The exception to this rule is availability. The reason for this
exception is that these endpoints will typically be hosted at a
physically different location.
(this would need a redactional change further down to fix the
capabilities name).
(3) are you sure you want to keep the huge element names with the full
namespaces? In registry, we have a few brief introductory text mapping
canonical prefixes to URIs and thus dodge all the ugly typesetting
almost inevitable with long URIs in running text.
(4) Sect. 3.3 says:
When reporting availability, the service should do a good check on its
underlying parts to see if it is still operational and not just make a
simple return from a web server, e.g., if it relies on a database...
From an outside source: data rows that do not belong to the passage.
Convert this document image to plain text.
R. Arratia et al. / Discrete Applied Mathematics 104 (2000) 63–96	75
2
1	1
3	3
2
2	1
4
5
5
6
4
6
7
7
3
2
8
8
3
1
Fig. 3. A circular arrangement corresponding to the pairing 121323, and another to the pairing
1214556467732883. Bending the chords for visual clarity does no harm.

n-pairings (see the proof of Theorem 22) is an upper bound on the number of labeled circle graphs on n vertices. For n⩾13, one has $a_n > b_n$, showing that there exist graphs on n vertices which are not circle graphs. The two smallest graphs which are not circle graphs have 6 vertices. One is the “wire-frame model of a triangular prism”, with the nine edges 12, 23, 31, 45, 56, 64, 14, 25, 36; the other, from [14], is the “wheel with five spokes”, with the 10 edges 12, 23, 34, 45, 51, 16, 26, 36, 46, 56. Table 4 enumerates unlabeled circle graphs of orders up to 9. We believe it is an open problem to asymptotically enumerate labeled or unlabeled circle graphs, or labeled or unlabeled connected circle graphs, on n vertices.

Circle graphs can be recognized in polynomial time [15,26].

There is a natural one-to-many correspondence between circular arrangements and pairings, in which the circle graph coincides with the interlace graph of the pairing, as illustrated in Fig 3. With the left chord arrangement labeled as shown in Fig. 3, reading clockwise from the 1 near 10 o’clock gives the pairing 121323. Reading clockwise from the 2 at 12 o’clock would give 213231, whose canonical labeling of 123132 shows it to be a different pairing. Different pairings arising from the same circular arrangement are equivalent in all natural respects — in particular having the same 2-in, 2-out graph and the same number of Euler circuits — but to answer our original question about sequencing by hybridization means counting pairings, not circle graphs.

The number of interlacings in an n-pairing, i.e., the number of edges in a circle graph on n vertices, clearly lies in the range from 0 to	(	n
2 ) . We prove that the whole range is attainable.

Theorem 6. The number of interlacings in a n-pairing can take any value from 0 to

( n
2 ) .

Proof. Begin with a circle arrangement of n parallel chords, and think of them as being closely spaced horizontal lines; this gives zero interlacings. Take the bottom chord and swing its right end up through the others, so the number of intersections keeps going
I've never liked that language. If availability ever actually gets
used, clients will probably fire off a large number of requests to it.
Doing actual tests for each of these requests would put a severe strain
on the resources. I'd much rather read:
The availability report should reflect the results of an actual test
of the resource described. Operators may cache these results for a
reasonable time span. Serving an actual availability request should
be cheap resource-wise, and it should be fast so as not to discourage
clients from using availability.
(5) Sect 3.4 still has the "detail" parameter. I still claim this
should be removed. It doesn't help the client (at least until all VOSI
1.0 services are dead, it would still have to be prepared to process
in-root table metadata, and even after they'd probably want the
one-document form if possible). It also doesn't help the service, as it
will have to implement the split form even if it doesn't need it.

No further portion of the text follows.